The current python behavior is for nested sessions to not alter the convenience variable values (they preserve the value of the outermost session), so I guess we ought to emulate that (though I think a case could also be made for changing their values on every session entry, as long as the original values are restored when the session terminates).



================
Comment at: lldb/source/Plugins/ScriptInterpreter/Lua/Lua.cpp:31-39
+llvm::Error Lua::EnterSession(user_id_t debugger_id) {
+  const char *fmt_str =
+      "lldb.debugger = lldb.SBDebugger.FindDebuggerWithID({0}); "
+      "lldb.target = lldb.debugger:GetSelectedTarget(); "
+      "lldb.process = lldb.target:GetProcess(); "
+      "lldb.thread = lldb.process:GetSelectedThread(); "
+      "lldb.frame = lldb.thread:GetSelectedFrame()";
----------------
I'd put this function into ScriptInterpreterLua.
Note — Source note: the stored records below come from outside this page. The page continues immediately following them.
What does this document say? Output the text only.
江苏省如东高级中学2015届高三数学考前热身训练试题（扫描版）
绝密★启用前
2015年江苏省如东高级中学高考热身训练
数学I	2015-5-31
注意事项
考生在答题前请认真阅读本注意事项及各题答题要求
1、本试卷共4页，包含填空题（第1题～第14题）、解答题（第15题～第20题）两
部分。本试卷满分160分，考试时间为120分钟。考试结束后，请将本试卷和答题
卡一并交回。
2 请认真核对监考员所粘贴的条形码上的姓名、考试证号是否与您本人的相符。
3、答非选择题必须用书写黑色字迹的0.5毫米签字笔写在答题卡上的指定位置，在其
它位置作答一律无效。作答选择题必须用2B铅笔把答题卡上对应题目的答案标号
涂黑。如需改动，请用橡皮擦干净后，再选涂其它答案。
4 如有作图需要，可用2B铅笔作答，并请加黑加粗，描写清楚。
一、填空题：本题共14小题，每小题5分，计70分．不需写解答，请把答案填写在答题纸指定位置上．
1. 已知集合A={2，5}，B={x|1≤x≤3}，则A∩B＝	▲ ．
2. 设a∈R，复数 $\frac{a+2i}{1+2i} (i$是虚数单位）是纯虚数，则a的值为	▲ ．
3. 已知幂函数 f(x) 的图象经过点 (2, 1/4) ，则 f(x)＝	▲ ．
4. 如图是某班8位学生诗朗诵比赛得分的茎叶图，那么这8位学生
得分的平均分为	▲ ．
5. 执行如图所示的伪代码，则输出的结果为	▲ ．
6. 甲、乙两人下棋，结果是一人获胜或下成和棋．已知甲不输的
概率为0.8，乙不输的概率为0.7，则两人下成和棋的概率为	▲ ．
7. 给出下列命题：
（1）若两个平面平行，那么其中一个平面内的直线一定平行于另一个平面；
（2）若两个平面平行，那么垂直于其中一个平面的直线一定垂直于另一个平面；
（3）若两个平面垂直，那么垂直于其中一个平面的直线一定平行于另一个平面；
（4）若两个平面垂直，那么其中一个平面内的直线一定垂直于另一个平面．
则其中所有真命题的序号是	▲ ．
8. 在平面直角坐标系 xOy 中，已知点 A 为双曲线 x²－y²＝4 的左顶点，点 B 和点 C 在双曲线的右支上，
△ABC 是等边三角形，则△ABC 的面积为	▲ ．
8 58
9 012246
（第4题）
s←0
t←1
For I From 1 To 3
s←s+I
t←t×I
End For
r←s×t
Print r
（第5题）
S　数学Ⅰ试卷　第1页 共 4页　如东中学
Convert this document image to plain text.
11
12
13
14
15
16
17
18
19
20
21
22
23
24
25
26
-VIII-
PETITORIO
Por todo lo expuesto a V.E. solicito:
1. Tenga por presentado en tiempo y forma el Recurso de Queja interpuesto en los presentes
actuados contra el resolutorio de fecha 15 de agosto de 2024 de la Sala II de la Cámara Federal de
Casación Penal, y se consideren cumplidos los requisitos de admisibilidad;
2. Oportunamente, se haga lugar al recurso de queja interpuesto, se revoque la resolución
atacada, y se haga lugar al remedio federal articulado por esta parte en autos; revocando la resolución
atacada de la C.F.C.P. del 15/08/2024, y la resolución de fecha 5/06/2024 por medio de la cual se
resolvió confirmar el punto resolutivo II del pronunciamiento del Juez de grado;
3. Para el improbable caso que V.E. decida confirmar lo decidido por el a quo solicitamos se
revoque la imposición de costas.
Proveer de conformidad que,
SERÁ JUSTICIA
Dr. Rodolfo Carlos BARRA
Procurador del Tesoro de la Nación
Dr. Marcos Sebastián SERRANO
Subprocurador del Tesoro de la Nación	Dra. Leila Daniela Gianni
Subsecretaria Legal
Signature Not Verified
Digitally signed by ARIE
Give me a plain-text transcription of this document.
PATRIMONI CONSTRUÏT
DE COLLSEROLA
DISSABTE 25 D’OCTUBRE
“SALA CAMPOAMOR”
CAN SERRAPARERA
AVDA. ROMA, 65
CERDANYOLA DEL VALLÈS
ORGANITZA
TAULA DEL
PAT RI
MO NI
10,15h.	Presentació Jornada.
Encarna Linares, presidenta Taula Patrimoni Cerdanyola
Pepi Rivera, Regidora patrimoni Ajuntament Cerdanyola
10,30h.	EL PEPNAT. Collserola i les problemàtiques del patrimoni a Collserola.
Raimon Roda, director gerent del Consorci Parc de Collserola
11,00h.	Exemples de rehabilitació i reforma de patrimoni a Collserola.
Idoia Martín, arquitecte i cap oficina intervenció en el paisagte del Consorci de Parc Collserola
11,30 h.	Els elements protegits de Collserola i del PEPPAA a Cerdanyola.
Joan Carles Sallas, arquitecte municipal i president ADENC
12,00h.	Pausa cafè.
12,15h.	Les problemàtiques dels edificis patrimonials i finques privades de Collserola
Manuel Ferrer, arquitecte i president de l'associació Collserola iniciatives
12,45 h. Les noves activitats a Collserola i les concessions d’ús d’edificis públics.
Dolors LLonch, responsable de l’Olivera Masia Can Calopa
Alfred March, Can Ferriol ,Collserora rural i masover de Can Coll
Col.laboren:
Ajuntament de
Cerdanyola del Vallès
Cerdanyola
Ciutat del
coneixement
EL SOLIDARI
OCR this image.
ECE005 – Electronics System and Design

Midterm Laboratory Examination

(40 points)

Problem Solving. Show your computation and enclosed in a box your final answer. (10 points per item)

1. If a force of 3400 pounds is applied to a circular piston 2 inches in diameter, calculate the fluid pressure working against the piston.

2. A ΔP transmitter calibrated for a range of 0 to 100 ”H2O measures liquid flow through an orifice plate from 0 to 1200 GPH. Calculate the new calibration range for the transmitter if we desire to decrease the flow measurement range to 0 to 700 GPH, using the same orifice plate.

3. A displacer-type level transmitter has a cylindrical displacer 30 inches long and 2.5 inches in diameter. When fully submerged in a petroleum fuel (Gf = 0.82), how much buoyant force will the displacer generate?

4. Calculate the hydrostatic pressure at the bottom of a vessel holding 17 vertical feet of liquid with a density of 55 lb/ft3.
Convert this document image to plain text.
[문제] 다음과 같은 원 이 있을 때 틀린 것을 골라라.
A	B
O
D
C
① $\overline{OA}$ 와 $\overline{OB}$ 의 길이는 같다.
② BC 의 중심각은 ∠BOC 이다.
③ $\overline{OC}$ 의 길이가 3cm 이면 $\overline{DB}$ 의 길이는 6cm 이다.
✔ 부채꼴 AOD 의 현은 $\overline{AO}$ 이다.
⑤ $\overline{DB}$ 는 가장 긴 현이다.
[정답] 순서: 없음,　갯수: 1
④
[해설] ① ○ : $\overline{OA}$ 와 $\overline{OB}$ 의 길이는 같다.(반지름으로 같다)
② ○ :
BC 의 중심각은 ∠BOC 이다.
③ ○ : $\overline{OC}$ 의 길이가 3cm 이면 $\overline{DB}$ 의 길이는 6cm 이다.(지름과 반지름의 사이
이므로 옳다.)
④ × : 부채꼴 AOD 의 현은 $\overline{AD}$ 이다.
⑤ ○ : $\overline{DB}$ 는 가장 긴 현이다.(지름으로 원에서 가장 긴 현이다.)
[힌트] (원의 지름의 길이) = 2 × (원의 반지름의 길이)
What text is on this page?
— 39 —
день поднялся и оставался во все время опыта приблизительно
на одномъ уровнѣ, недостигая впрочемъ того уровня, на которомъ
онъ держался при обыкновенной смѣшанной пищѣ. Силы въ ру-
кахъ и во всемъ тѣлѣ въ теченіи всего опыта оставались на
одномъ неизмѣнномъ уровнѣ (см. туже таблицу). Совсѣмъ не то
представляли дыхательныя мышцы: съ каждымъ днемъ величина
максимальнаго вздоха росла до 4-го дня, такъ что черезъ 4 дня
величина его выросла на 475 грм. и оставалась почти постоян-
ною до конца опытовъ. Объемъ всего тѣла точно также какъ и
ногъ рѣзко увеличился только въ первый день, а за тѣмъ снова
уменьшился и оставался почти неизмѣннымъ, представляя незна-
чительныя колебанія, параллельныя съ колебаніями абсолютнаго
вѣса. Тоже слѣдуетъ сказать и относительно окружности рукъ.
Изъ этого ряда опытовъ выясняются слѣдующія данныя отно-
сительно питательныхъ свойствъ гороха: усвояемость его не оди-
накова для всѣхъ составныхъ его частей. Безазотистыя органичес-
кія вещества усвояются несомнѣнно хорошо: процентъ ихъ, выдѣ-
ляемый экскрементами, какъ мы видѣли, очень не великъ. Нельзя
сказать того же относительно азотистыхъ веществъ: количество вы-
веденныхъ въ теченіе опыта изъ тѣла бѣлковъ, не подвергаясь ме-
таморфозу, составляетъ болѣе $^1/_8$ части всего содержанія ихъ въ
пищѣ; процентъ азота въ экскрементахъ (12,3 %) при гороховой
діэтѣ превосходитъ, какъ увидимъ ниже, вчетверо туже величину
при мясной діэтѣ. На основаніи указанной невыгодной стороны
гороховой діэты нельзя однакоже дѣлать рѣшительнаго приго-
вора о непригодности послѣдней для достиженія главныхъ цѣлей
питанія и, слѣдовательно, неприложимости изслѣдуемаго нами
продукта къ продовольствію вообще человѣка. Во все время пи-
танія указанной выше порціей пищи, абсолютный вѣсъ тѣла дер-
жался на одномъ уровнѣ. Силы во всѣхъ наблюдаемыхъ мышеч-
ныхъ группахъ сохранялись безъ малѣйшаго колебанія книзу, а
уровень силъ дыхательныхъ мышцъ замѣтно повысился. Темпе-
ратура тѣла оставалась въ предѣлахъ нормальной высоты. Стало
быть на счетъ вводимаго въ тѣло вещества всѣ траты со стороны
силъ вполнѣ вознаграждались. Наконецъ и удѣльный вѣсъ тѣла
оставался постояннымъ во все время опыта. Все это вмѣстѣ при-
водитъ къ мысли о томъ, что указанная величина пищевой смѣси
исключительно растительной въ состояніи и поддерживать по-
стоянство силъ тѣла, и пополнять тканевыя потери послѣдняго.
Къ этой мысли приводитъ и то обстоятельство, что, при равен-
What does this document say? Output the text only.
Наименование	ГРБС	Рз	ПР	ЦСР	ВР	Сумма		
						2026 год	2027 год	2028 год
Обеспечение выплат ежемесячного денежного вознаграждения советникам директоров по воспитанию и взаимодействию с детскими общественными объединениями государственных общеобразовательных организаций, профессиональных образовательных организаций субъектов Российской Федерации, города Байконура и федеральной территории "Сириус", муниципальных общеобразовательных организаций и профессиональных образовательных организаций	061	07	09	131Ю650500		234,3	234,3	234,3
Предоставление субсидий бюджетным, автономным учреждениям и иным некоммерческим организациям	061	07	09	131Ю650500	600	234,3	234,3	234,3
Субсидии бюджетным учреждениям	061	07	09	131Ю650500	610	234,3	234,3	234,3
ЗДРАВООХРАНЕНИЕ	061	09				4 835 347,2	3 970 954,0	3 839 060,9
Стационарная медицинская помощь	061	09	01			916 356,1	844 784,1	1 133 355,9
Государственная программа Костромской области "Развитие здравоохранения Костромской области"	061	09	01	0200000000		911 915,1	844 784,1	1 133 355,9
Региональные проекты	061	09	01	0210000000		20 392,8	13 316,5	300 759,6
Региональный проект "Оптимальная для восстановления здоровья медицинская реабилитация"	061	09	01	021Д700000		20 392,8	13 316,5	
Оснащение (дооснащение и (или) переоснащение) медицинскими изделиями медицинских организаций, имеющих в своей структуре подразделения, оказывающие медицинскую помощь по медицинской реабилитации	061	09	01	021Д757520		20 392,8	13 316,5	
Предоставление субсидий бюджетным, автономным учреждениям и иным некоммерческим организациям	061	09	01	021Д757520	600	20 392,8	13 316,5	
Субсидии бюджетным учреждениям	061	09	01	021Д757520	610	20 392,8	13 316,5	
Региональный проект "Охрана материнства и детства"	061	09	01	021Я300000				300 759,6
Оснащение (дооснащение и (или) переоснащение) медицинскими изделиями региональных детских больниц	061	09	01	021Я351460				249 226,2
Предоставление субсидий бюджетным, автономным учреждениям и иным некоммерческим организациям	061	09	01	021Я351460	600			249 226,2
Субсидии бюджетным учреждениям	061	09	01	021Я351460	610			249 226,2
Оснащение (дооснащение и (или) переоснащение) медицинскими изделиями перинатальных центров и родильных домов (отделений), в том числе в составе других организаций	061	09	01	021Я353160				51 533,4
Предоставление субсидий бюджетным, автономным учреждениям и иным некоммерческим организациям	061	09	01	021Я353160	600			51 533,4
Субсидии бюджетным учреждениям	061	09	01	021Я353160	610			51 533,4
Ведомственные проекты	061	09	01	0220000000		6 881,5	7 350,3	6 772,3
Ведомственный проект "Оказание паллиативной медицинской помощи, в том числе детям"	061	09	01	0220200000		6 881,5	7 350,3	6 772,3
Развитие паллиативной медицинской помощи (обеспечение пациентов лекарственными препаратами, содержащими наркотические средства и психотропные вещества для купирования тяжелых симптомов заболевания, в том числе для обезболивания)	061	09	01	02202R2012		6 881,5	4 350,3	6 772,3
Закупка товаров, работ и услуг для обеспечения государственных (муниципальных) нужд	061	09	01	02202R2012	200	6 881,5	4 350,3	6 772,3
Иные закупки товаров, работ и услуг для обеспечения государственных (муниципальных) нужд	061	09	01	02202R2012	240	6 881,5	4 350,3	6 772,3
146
I'd try keep the Lua class relatively generic/low-level, where this thing is all about the specifics of the SB api.


================
Comment at: lldb/source/Plugins/ScriptInterpreter/Lua/ScriptInterpreterLua.cpp:46
+      m_lua(std::make_unique<Lua>()) {
+  llvm::cantFail(GetLua().EnterSession(debugger.GetID()));
+}
----------------
I don't think this is right. You should be able to set `lldb.debugger` once and for all during initialization, but the rest of the variables (thread, process, target) still need to be set upon entering the lua script as these can vary during the lifetime of an Debugger.